Academic training is essential for the future of the specialty of anaesthesia. Academic training opportunities in anaesthesia can be dived into four categories:
- Core training in research for all trainees
- Exposure to research at a local level (e.g. institutional or regional research fellowships, and trainee network projects)
- Training posts that explicitly recruit aspiring clinical academics, and provide them with time to develop research plans and funding applications at pre and post-doctoral levels (e.g. NIHR Academic Clinical Fellowships (ACF) and Clinical Lectureships (CL), respectively)
- Higher degree training through a University (Masters, MD and PhD)
Core training in research methodology and governance is part of the curriculum for CCT and provides a framework for those interested in research. Those trainees wishing to understand more about clinical research are encouraged to complete a Good Clinical Practice (GCP) course. GCP training is an international standard that outlines how all clinical research should be conducted, covering ethical, scientific and practical aspects of research.
Local research opportunities are available at many of our hospitals, and is a feature of many of the subspecialty Fellowships we provide.

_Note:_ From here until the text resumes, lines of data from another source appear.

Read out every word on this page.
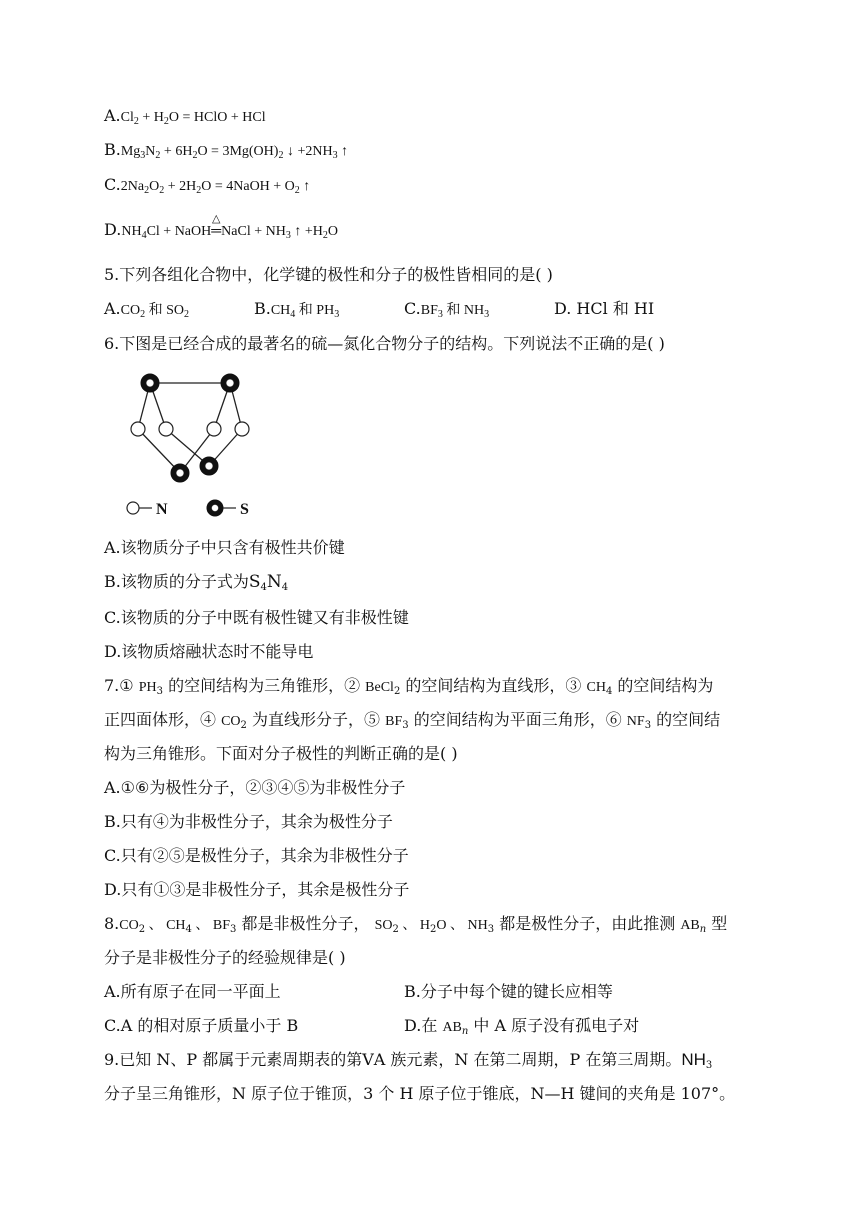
$A.Cl_2 + H_2O$ = HClO + HCl
$B.Mg_3N_2 + 6H_2O = 3Mg(OH)_2$ ↓ $+2NH_3$ ↑
$C.2Na_2O_2 + 2H_2O$ = 4NaOH + $O_2$ ↑
$D.NH_4Cl$ + NaOH
△
═NaCl + $NH_3$ ↑ $+H_2O$
5.下列各组化合物中，化学键的极性和分子的极性皆相同的是( )
$A.CO_2$ 和 $SO_2$	$B.CH_4$ 和 $PH_3$	$C.BF_3$ 和 $NH_3$	D. HCl 和 HI
6.下图是已经合成的最著名的硫—氮化合物分子的结构。下列说法不正确的是( )
N	S
A.该物质分子中只含有极性共价键
B.该物质的分子式为$S_4N_4$
C.该物质的分子中既有极性键又有非极性键
D.该物质熔融状态时不能导电
7.① $PH_3$ 的空间结构为三角锥形，② BeCl$_2$ 的空间结构为直线形，③ $CH_4$ 的空间结构为
正四面体形，④ $CO_2$ 为直线形分子，⑤ $BF_3$ 的空间结构为平面三角形，⑥ $NF_3$ 的空间结
构为三角锥形。下面对分子极性的判断正确的是( )
A.①⑥为极性分子，②③④⑤为非极性分子
B.只有④为非极性分子，其余为极性分子
C.只有②⑤是极性分子，其余为非极性分子
D.只有①③是非极性分子，其余是极性分子
$8.CO_2$ 、 $CH_4$ 、 $BF_3$ 都是非极性分子， $SO_2$ 、 $H_2O$ 、 $NH_3$ 都是极性分子，由此推测 $AB_n$ 型
分子是非极性分子的经验规律是( )
A.所有原子在同一平面上	B.分子中每个键的键长应相等
C.A 的相对原子质量小于 B	D.在 $AB_n$ 中 A 原子没有孤电子对
9.已知 N、P 都属于元素周期表的第ⅤA 族元素，N 在第二周期，P 在第三周期。$NH_3$
分子呈三角锥形，N 原子位于锥顶，3 个 H 原子位于锥底，N—H 键间的夹角是 107°。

More formal academic training is available through
- NIHR Integrated Academic Training Schemes
- Academic Clinical Fellow schemes
- Clinical Lecturer schemes
- Higher Degree and Masters Training Programmes
- MD or PhD Training
Further information about all of these is available from the National Institute for Academic Anaesthesia Academic Training Guidance booklet.
School Research Groups
Dr Daniel Martin leads the Mitox lab which carries out translational research – currently oxygen, hypoxia, mitochondria and oxidative stress.
The UCL Centre for Perioperative Medicine is led by Professor Ramani Moonesinghe. It aims to improve the quality of perioperative healthcare through a comprehensive programme of health services research and innovation in improvement science.